2. Christians and Krishnan Hindus may be said to worship the first person through a second person, i.e. the experiential Universe or "Universal” Absolute Supreme Being (Allsoul or Supersoul), called Son/Christ or Vishnu/Krishna; represented by Michael (Supreme Archangel), Jesus (teacher and savior of souls), and others. The Allsoul is that gestalt of personal human consciousness, which we expect will be the "body of Christ" (Mahdi, Messiah, Kalki or Maitreya) in the second coming – personified in history by Muhammad, Jesus Christ, Buddha (9th incarnation of Vishnu), and others.

3. Shaivite Hindus, Buddhists, and Confucian-Taoists seem to venerate the synthesis of the first and second persons in a third person or appearance, ie. the Destiny Consummator of ultimate reality – unqualified Nirvana consciousness – associative Tao of All That Is – the absonite* Unconditioned Absolute Spirit “Synthesis of Source and Synthesis,”** who/which is logically expected to be Allah/Abba/Brahma glorified in and by union with the Supreme Being – represented in religions by Gabriel, Michael, and other Archangels, Mahadevas, Spiritpersons, etc., who may be included within the mysterious Holy Ghost.
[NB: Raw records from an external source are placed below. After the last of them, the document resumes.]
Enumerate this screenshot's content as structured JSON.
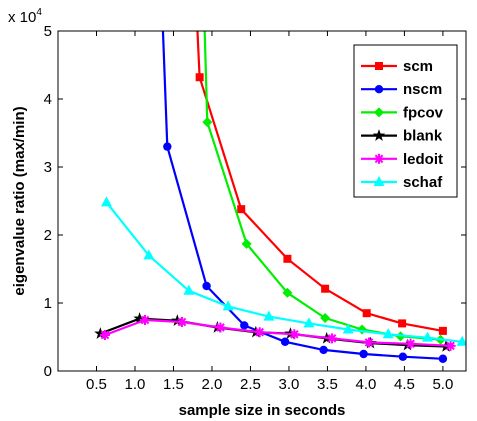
{
  "chart_data": {
    "type": "line",
    "xlabel": "sample size in seconds",
    "ylabel": "eigenvalue ratio (max/min)",
    "xlim": [
      0,
      5.3
    ],
    "ylim": [
      0,
      50000
    ],
    "xticks": [
      0.5,
      1.0,
      1.5,
      2.0,
      2.5,
      3.0,
      3.5,
      4.0,
      4.5,
      5.0
    ],
    "xtick_labels": [
      "0.5",
      "1.0",
      "1.5",
      "2.0",
      "2.5",
      "3.0",
      "3.5",
      "4.0",
      "4.5",
      "5.0"
    ],
    "yticks": [
      0,
      10000,
      20000,
      30000,
      40000,
      50000
    ],
    "ytick_labels": [
      "0",
      "1",
      "2",
      "3",
      "4",
      "5"
    ],
    "y_multiplier": "x 10",
    "y_multiplier_exp": "4",
    "grid": false,
    "legend_position": "top-right",
    "series": [
      {
        "name": "scm",
        "color": "#ff0000",
        "marker": "square",
        "points": [
          [
            1.77,
            60000
          ],
          [
            1.84,
            43200
          ],
          [
            2.38,
            23800
          ],
          [
            2.98,
            16500
          ],
          [
            3.47,
            12100
          ],
          [
            4.01,
            8500
          ],
          [
            4.47,
            7000
          ],
          [
            5.0,
            5900
          ]
        ]
      },
      {
        "name": "nscm",
        "color": "#0000ff",
        "marker": "circle",
        "points": [
          [
            1.33,
            60000
          ],
          [
            1.42,
            33000
          ],
          [
            1.93,
            12500
          ],
          [
            2.42,
            6700
          ],
          [
            2.95,
            4300
          ],
          [
            3.45,
            3100
          ],
          [
            3.97,
            2500
          ],
          [
            4.48,
            2100
          ],
          [
            5.0,
            1800
          ]
        ]
      },
      {
        "name": "fpcov",
        "color": "#00ee00",
        "marker": "diamond",
        "points": [
          [
            1.88,
            60000
          ],
          [
            1.94,
            36600
          ],
          [
            2.45,
            18700
          ],
          [
            2.98,
            11500
          ],
          [
            3.47,
            7800
          ],
          [
            3.95,
            6100
          ],
          [
            4.45,
            5100
          ],
          [
            4.97,
            4600
          ]
        ]
      },
      {
        "name": "blank",
        "color": "#000000",
        "marker": "star",
        "points": [
          [
            0.55,
            5500
          ],
          [
            1.06,
            7700
          ],
          [
            1.55,
            7400
          ],
          [
            2.07,
            6400
          ],
          [
            2.57,
            5700
          ],
          [
            3.02,
            5500
          ],
          [
            3.49,
            4800
          ],
          [
            4.06,
            4100
          ],
          [
            4.54,
            3800
          ],
          [
            5.04,
            3600
          ]
        ]
      },
      {
        "name": "ledoit",
        "color": "#ff00ff",
        "marker": "asterisk",
        "points": [
          [
            0.61,
            5300
          ],
          [
            1.13,
            7500
          ],
          [
            1.61,
            7200
          ],
          [
            2.11,
            6400
          ],
          [
            2.62,
            5700
          ],
          [
            3.07,
            5400
          ],
          [
            3.56,
            4800
          ],
          [
            4.04,
            4200
          ],
          [
            4.58,
            4000
          ],
          [
            5.1,
            3700
          ]
        ]
      },
      {
        "name": "schaf",
        "color": "#00ffff",
        "marker": "triangle",
        "points": [
          [
            0.63,
            24800
          ],
          [
            1.18,
            17000
          ],
          [
            1.7,
            11800
          ],
          [
            2.21,
            9500
          ],
          [
            2.74,
            8000
          ],
          [
            3.26,
            7000
          ],
          [
            3.77,
            6100
          ],
          [
            4.29,
            5400
          ],
          [
            4.8,
            4900
          ],
          [
            5.25,
            4300
          ]
        ]
      }
    ]
  }
}
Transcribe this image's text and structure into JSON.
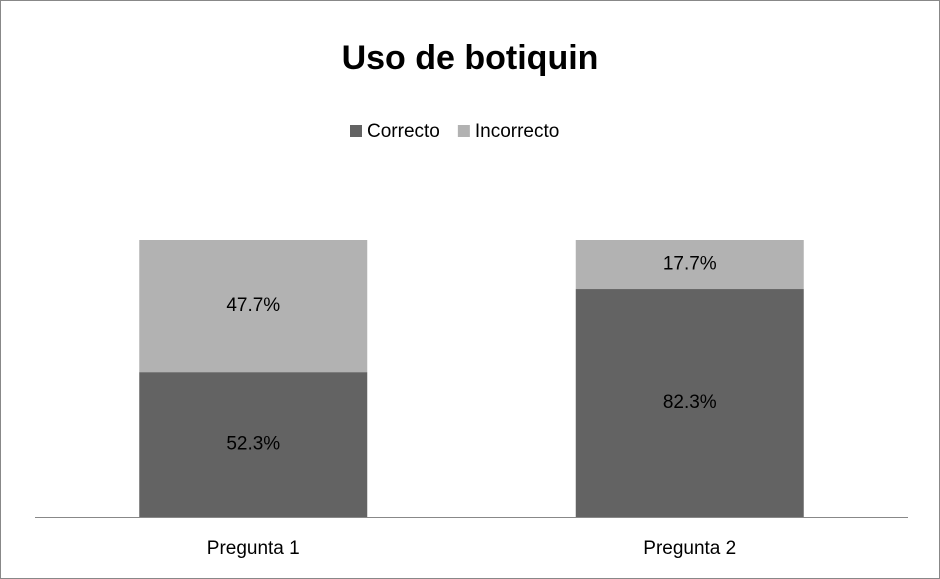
{
  "chart_data": {
    "type": "stacked_bar",
    "title": "Uso de botiquin",
    "categories": [
      "Pregunta 1",
      "Pregunta 2"
    ],
    "series": [
      {
        "name": "Correcto",
        "color": "#636363",
        "values": [
          52.3,
          82.3
        ],
        "value_labels": [
          "52.3%",
          "82.3%"
        ]
      },
      {
        "name": "Incorrecto",
        "color": "#b2b2b2",
        "values": [
          47.7,
          17.7
        ],
        "value_labels": [
          "47.7%",
          "17.7%"
        ]
      }
    ],
    "ylim": [
      0,
      100
    ],
    "legend": "top"
  }
}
Other strains of religion seem to be psychological variations on the third person, or possibly combinations and permutations of the members of the Trinity – all just different personality perspectives on the Same God. Taken together, the world’s major religions give us at least two insights into the first person of this thrice-personal One God, two perceptions of the second person, and at least three glimpses of the third.

* The ever-mysterious Holy Ghost or Unconditioned Spirit is neither absolutely infinite, nor absolutely finite, but absonite; meaning neither existential nor experiential, but their ultimate consummation; neither fully ideal nor totally real, but a middle path and grand synthesis of the superconscious and the conscious, in consciousness of the unconscious.

** This conception is so strong because somewhat as the Absonite Spirit is a synthesis of the spirit of the Absolute and the spirit of the Supreme, so it would seem that the evolving Supreme Being may himself also be a synthesis or “gestalt” of humanity with itself, in an Almighty Universe Allperson or Supersoul. Thus ultimately, the Absonite is their Unconditioned Absolute Coordinate Identity – the Spirit Synthesis of Source and Synthesis – the metaphysical Destiny Consummator of All That Is.